Lawyers on opposite sides of a lawsuit claiming that Monsanto's Roundup weedkiller causes cancer took turns calling each other's take on the case “offensive” during closing arguments Tuesday morning in San Francisco federal court.

Jennifer Moore of Moore Law Group—one of the lawyers for Northern California man Edwin Hardeman who developed non-Hodgkin's lymphoma after about two decades of using Roundup to kill weeds on his 56-acre property—said that it was “reckless” and “offensive” for a Monsanto representative to say there “no evidence across the board” linking Roundup to cancer. Moore pointed to about 30 separate studies published prior to her client's 2015 cancer diagnosis that raised flags about exposure to glyphosate, the active ingredient in Roundup.

Moore said that although Monsanto's former CEO, Hugh Grant testified that the company had an annual research and development budget of $1.5 billion, the company had spent nothing on long-term epidemiological studies of Roundup use or certain lab tests she argued were needed to prove the product's safety.

“That ladies and gentlemen is offensive,” Moore said. “When you put a product on the market from 1975 to 2012 and you know that product causes cancer and you do it anyway, you deprive a consumer like Mr. Hardeman of a choice.”

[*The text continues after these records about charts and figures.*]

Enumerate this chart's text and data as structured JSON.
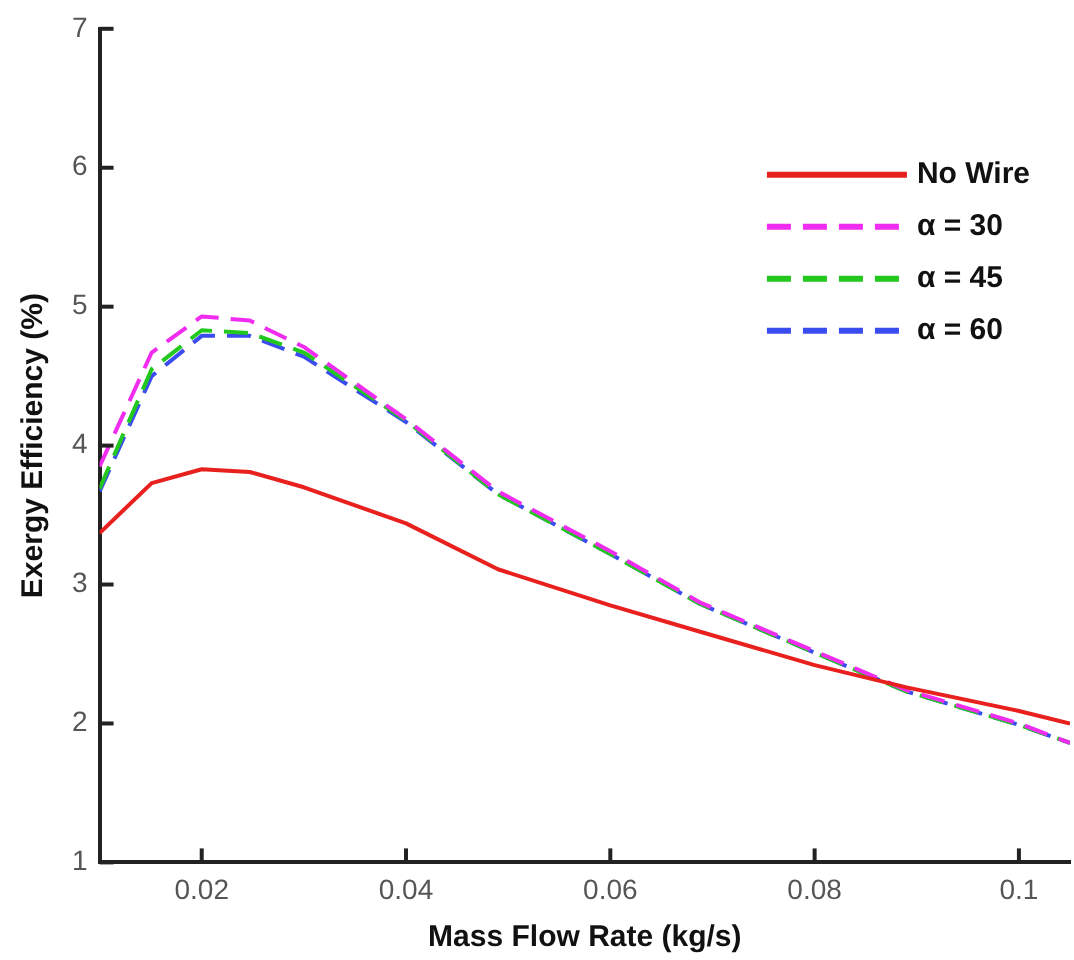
{
  "chart_data": {
    "type": "line",
    "xlabel": "Mass Flow Rate (kg/s)",
    "ylabel": "Exergy Efficiency (%)",
    "x": [
      0.01,
      0.0151,
      0.02,
      0.0247,
      0.03,
      0.04,
      0.049,
      0.06,
      0.0688,
      0.08,
      0.089,
      0.1,
      0.105
    ],
    "series": [
      {
        "name": "No Wire",
        "color": "#e8201e",
        "line_style": "solid",
        "values": [
          3.37,
          3.73,
          3.83,
          3.81,
          3.7,
          3.44,
          3.11,
          2.85,
          2.66,
          2.42,
          2.26,
          2.09,
          2.0
        ]
      },
      {
        "name": "α = 30",
        "color": "#f02cf0",
        "line_style": "dashed",
        "values": [
          3.85,
          4.67,
          4.93,
          4.9,
          4.71,
          4.19,
          3.67,
          3.24,
          2.87,
          2.52,
          2.24,
          2.0,
          1.86
        ]
      },
      {
        "name": "α = 45",
        "color": "#22c81e",
        "line_style": "dashed",
        "values": [
          3.69,
          4.55,
          4.83,
          4.81,
          4.67,
          4.18,
          3.65,
          3.22,
          2.86,
          2.51,
          2.23,
          1.99,
          1.86
        ]
      },
      {
        "name": "α = 60",
        "color": "#3a4cf0",
        "line_style": "dashed",
        "values": [
          3.67,
          4.5,
          4.79,
          4.79,
          4.64,
          4.17,
          3.65,
          3.22,
          2.86,
          2.51,
          2.23,
          1.99,
          1.86
        ]
      }
    ],
    "xlim": [
      0.01,
      0.105
    ],
    "xticks": [
      0.02,
      0.04,
      0.06,
      0.08,
      0.1
    ],
    "ylim": [
      1,
      7
    ],
    "yticks": [
      1,
      2,
      3,
      4,
      5,
      6,
      7
    ],
    "grid": false,
    "legend": "top right",
    "marker": "none"
  }
}
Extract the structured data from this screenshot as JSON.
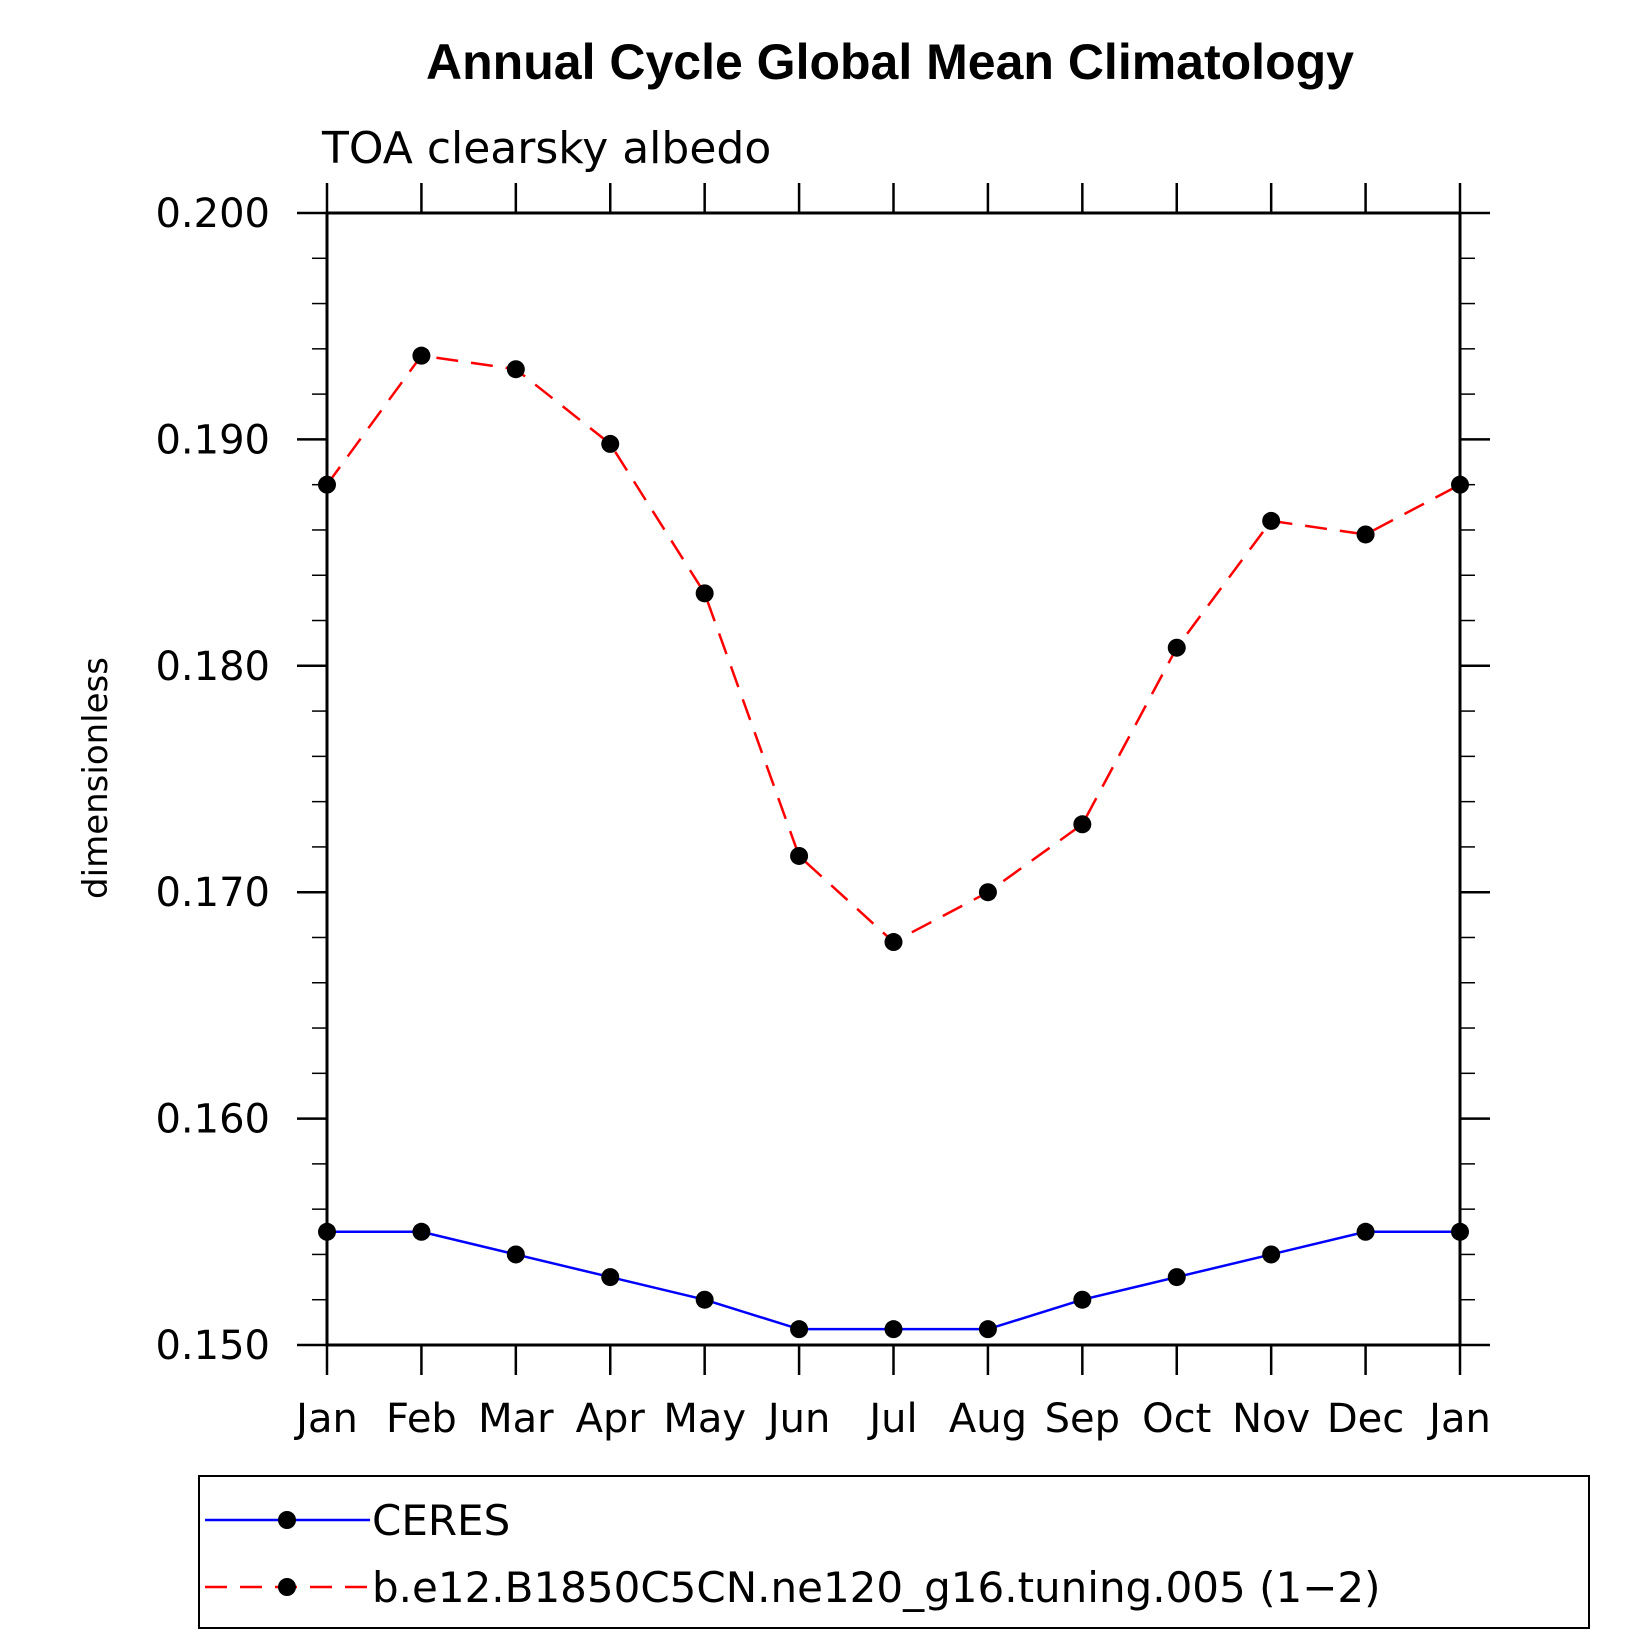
{
  "chart_data": {
    "type": "line",
    "title": "Annual Cycle Global Mean Climatology",
    "subtitle": "TOA clearsky albedo",
    "xlabel": "",
    "ylabel": "dimensionless",
    "categories": [
      "Jan",
      "Feb",
      "Mar",
      "Apr",
      "May",
      "Jun",
      "Jul",
      "Aug",
      "Sep",
      "Oct",
      "Nov",
      "Dec",
      "Jan"
    ],
    "ylim": [
      0.15,
      0.2
    ],
    "yticks": [
      "0.150",
      "0.160",
      "0.170",
      "0.180",
      "0.190",
      "0.200"
    ],
    "grid": false,
    "legend_position": "bottom",
    "series": [
      {
        "name": "CERES",
        "color": "#0000ff",
        "style": "solid",
        "marker": "filled-circle",
        "values": [
          0.155,
          0.155,
          0.154,
          0.153,
          0.152,
          0.1507,
          0.1507,
          0.1507,
          0.152,
          0.153,
          0.154,
          0.155,
          0.155
        ]
      },
      {
        "name": "b.e12.B1850C5CN.ne120_g16.tuning.005 (1−2)",
        "color": "#ff0000",
        "style": "dashed",
        "marker": "filled-circle",
        "values": [
          0.188,
          0.1937,
          0.1931,
          0.1898,
          0.1832,
          0.1716,
          0.1678,
          0.17,
          0.173,
          0.1808,
          0.1864,
          0.1858,
          0.188
        ]
      }
    ]
  }
}
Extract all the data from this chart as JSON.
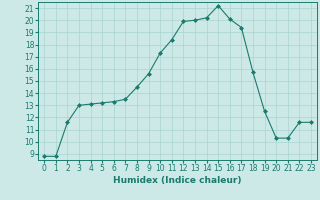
{
  "x": [
    0,
    1,
    2,
    3,
    4,
    5,
    6,
    7,
    8,
    9,
    10,
    11,
    12,
    13,
    14,
    15,
    16,
    17,
    18,
    19,
    20,
    21,
    22,
    23
  ],
  "y": [
    8.8,
    8.8,
    11.6,
    13.0,
    13.1,
    13.2,
    13.3,
    13.5,
    14.5,
    15.6,
    17.3,
    18.4,
    19.9,
    20.0,
    20.2,
    21.2,
    20.1,
    19.4,
    15.7,
    12.5,
    10.3,
    10.3,
    11.6,
    11.6
  ],
  "xlabel": "Humidex (Indice chaleur)",
  "ylabel": "",
  "xlim": [
    -0.5,
    23.5
  ],
  "ylim": [
    8.5,
    21.5
  ],
  "yticks": [
    9,
    10,
    11,
    12,
    13,
    14,
    15,
    16,
    17,
    18,
    19,
    20,
    21
  ],
  "xticks": [
    0,
    1,
    2,
    3,
    4,
    5,
    6,
    7,
    8,
    9,
    10,
    11,
    12,
    13,
    14,
    15,
    16,
    17,
    18,
    19,
    20,
    21,
    22,
    23
  ],
  "line_color": "#1a7a6e",
  "marker": "D",
  "bg_color": "#cce9e7",
  "grid_color": "#aad4d1",
  "label_fontsize": 6.5,
  "tick_fontsize": 5.5
}
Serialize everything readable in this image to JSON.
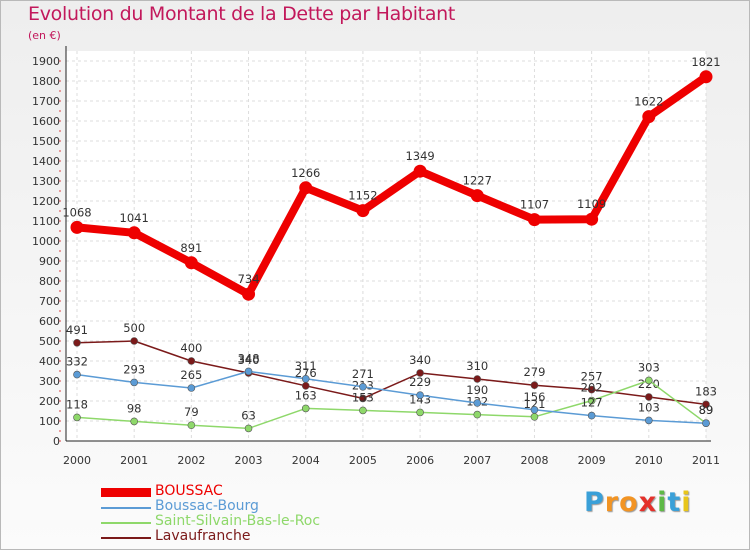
{
  "title": "Evolution du Montant de la Dette par Habitant",
  "subtitle": "(en €)",
  "logo": {
    "letters": [
      "P",
      "r",
      "o",
      "x",
      "i",
      "t",
      "i"
    ],
    "colors": [
      "#3aa0d8",
      "#f29423",
      "#f29423",
      "#e4312b",
      "#5fb946",
      "#3aa0d8",
      "#e8c51a"
    ]
  },
  "chart_data": {
    "type": "line",
    "x": [
      "2000",
      "2001",
      "2002",
      "2003",
      "2004",
      "2005",
      "2006",
      "2007",
      "2008",
      "2009",
      "2010",
      "2011"
    ],
    "yticks": [
      "0",
      "100",
      "200",
      "300",
      "400",
      "500",
      "600",
      "700",
      "800",
      "900",
      "1000",
      "1100",
      "1200",
      "1300",
      "1400",
      "1500",
      "1600",
      "1700",
      "1800",
      "1900"
    ],
    "ylim": [
      0,
      1900
    ],
    "grid": true,
    "legend_position": "bottom-left",
    "series": [
      {
        "name": "Lavaufranche",
        "color": "#7b1a1a",
        "values": [
          491,
          500,
          400,
          340,
          276,
          213,
          340,
          310,
          279,
          257,
          220,
          183
        ],
        "labels": [
          "491",
          "500",
          "400",
          "340",
          "276",
          "213",
          "340",
          "310",
          "279",
          "257",
          "220",
          "183"
        ]
      },
      {
        "name": "Saint-Silvain-Bas-le-Roc",
        "color": "#8ed86a",
        "values": [
          118,
          98,
          79,
          63,
          163,
          153,
          143,
          132,
          121,
          202,
          303,
          89
        ],
        "labels": [
          "118",
          "98",
          "79",
          "63",
          "163",
          "153",
          "143",
          "132",
          "121",
          "202",
          "303",
          "89"
        ]
      },
      {
        "name": "Boussac-Bourg",
        "color": "#5b9bd5",
        "values": [
          332,
          293,
          265,
          348,
          311,
          271,
          229,
          190,
          156,
          127,
          103,
          89
        ],
        "labels": [
          "332",
          "293",
          "265",
          "348",
          "311",
          "271",
          "229",
          "190",
          "156",
          "127",
          "103",
          "89"
        ]
      },
      {
        "name": "BOUSSAC",
        "color": "#ee0000",
        "values": [
          1068,
          1041,
          891,
          734,
          1266,
          1152,
          1349,
          1227,
          1107,
          1109,
          1622,
          1821
        ],
        "labels": [
          "1068",
          "1041",
          "891",
          "734",
          "1266",
          "1152",
          "1349",
          "1227",
          "1107",
          "1109",
          "1622",
          "1821"
        ]
      }
    ]
  },
  "legend": [
    {
      "label": "BOUSSAC",
      "color": "#ee0000"
    },
    {
      "label": "Boussac-Bourg",
      "color": "#5b9bd5"
    },
    {
      "label": "Saint-Silvain-Bas-le-Roc",
      "color": "#8ed86a"
    },
    {
      "label": "Lavaufranche",
      "color": "#7b1a1a"
    }
  ]
}
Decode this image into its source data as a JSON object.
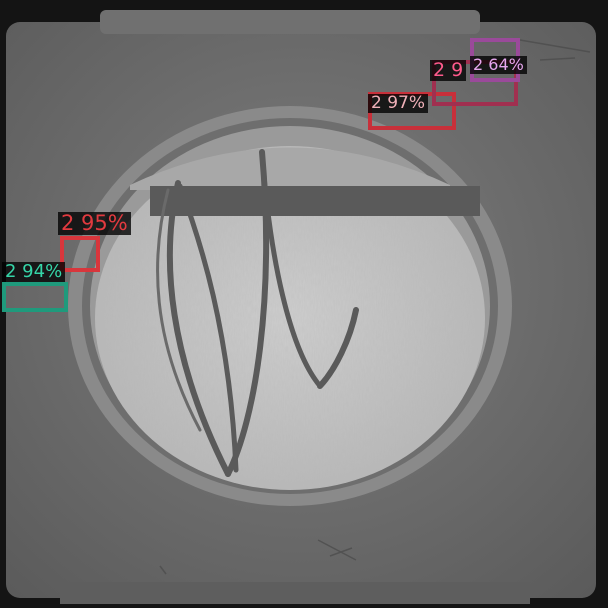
{
  "image": {
    "subject": "surgical-needle-in-circular-well-grayscale",
    "palette": {
      "dark_frame": "#141414",
      "plate": "#6a6a6a",
      "plate_light": "#808080",
      "well_rim": "#8a8a8a",
      "well_floor": "#c2c2c2",
      "bar": "#5a5a5a",
      "needle": "#5c5c5c"
    }
  },
  "detections": [
    {
      "id": "det-1",
      "label": "2 95%",
      "color": "#d8363c",
      "text_color": "#e23a3f"
    },
    {
      "id": "det-2",
      "label": "2 94%",
      "color": "#1f9a7c",
      "text_color": "#35d6a8"
    },
    {
      "id": "det-3",
      "label": "2 97%",
      "color": "#c8303a",
      "text_color": "#f0b0b8"
    },
    {
      "id": "det-4",
      "label": "2 9",
      "color": "#a03050",
      "text_color": "#ff5a8c"
    },
    {
      "id": "det-5",
      "label": "2 64%",
      "color": "#9a4a9a",
      "text_color": "#e6a6ee"
    }
  ]
}
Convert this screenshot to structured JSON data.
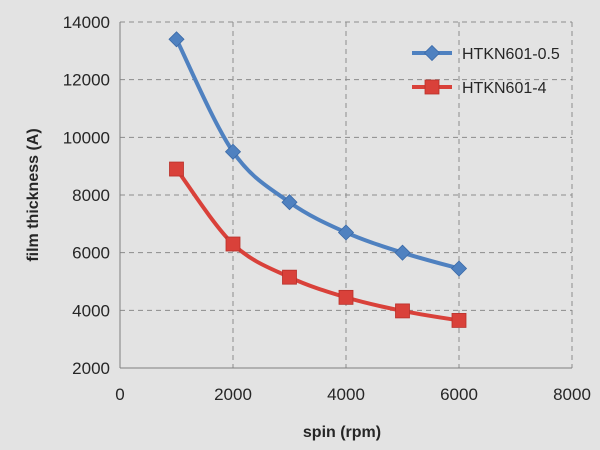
{
  "chart_data": {
    "type": "line",
    "xlabel": "spin (rpm)",
    "ylabel": "film thickness (A)",
    "xlim": [
      0,
      8000
    ],
    "ylim": [
      2000,
      14000
    ],
    "x_ticks": [
      0,
      2000,
      4000,
      6000,
      8000
    ],
    "y_ticks": [
      2000,
      4000,
      6000,
      8000,
      10000,
      12000,
      14000
    ],
    "x_tick_labels": [
      "0",
      "2000",
      "4000",
      "6000",
      "8000"
    ],
    "y_tick_labels": [
      "2000",
      "4000",
      "6000",
      "8000",
      "10000",
      "12000",
      "14000"
    ],
    "grid": true,
    "smooth": true,
    "legend_position": "top-right",
    "x": [
      1000,
      2000,
      3000,
      4000,
      5000,
      6000
    ],
    "series": [
      {
        "name": "HTKN601-0.5",
        "marker": "diamond",
        "color": "#4f81c0",
        "values": [
          13400,
          9500,
          7750,
          6700,
          6000,
          5450
        ]
      },
      {
        "name": "HTKN601-4",
        "marker": "square",
        "color": "#d9413a",
        "values": [
          8900,
          6300,
          5150,
          4450,
          3980,
          3650
        ]
      }
    ]
  }
}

Monsanto's lead lawyer, Brian Stekloff of Wilkinson Walsh + Eskovitz, meanwhile, took aim at one of Moore's closing slides midway through his closing, The slide had quoted an internal company email as saying “(the good ol' Monsanto way of doing things – give people $$)” when the full email actually said the “(the good ol' Monsanto way of doing things – give people an extra job).” The slide, Stekloff argued, was indicative of Hardeman's lawyers avoiding telling “the whole story.”

“It is offensive to misquote and put on a slide and the 'good ol' Monsanto way' is to give people money,” Stekloff said. Stekloff said Moore was essentially asking jurors to believe that Monsanto employees drop their kids off at school, drive to the company's St. Louis headquarters and “then say 'You know what, we're going to engage in a conspiracy to give people cancer.' ”

“ That's what they're asking you to [believe] and that's outrageous,” said Stekloff, noting that all the company's employees who testified use Roundup at home around their families and pets.

Trial in Hardeman's case, the first bellwether to go before a jury in multidistrict litigation against Monsanto, has been ongoing since Feb. 25. One week of that time was consumed by jury deliberations after the first science-heavy phase of the bifurcated trial. U.S. District Judge Vince Chhabria, who has been overseeing the Roundup MDL, split the trial into phases to first consider whether plaintiffs could prove that Roundup use was a “substantial factor” in Hardeman's cancer.

After the jury answered yes to that question, the trial moved on to a second phase to consider whether Monsanto should be held responsible for Hardeman's harm. The jury is being asked to determine whether Roundup had a design defect, if Monsanto acted reasonably in selling and marketing Monsanto in light of the scientific evidence and whether the product should have included a warning label during the time that Hardeman was using it. If Monsanto is found liable on any one of those grounds by a preponderance of the evidence, the jury can award economic damages—which the parties have stipulated are about $200,000 for Hardeman's medical expenses—and non-economic damages. Moore asked the jury to award her client one million for each of the years since his 2015 cancer diagnosis and another $1 million for the next $15 million.

If jurors find clear and convincing evidence that Monsanto is liable on any ground, they can also award punitive damages. Moore on Tuesday didn't specify an amount for punitives, but she did remind jurors that Monsanto was sold to Bayer AG last year for $63 billion, when Monsanto had a net worth of $7.8 billion and $2.4 billion in cash-on-hand. She urged jurors send a “loud message” to the company.

“Nothing has stopped the company and that's because the only thing that matters to them is their greed,” she said.

Stekloff responded that Monsanto shouldn't be held liable, especially at the higher burden of proof needed to award punitive damages. Monsanto has done decades of its own testing and handed over all its raw data regarding Roundup and glyphosate to regulators, he said. No regulator world-wide had found Roundup was a carcinogen or should include a warning label during the time Hardeman was using the product, he argued.

“Monsanto believed in the science. Monsanto followed the regulators,” Stekloff said.

The stakes are significant for Monsanto, which last year was hit with a $289 million verdict in San Francisco Superior Court in a Roundup case outside the MDL proceedings. The state court judge overseeing that case, however, slashed the award by more than $200 million. Openings are also set for Thursday in Alameda Superior Court in a separate Roundup case against Monsanto.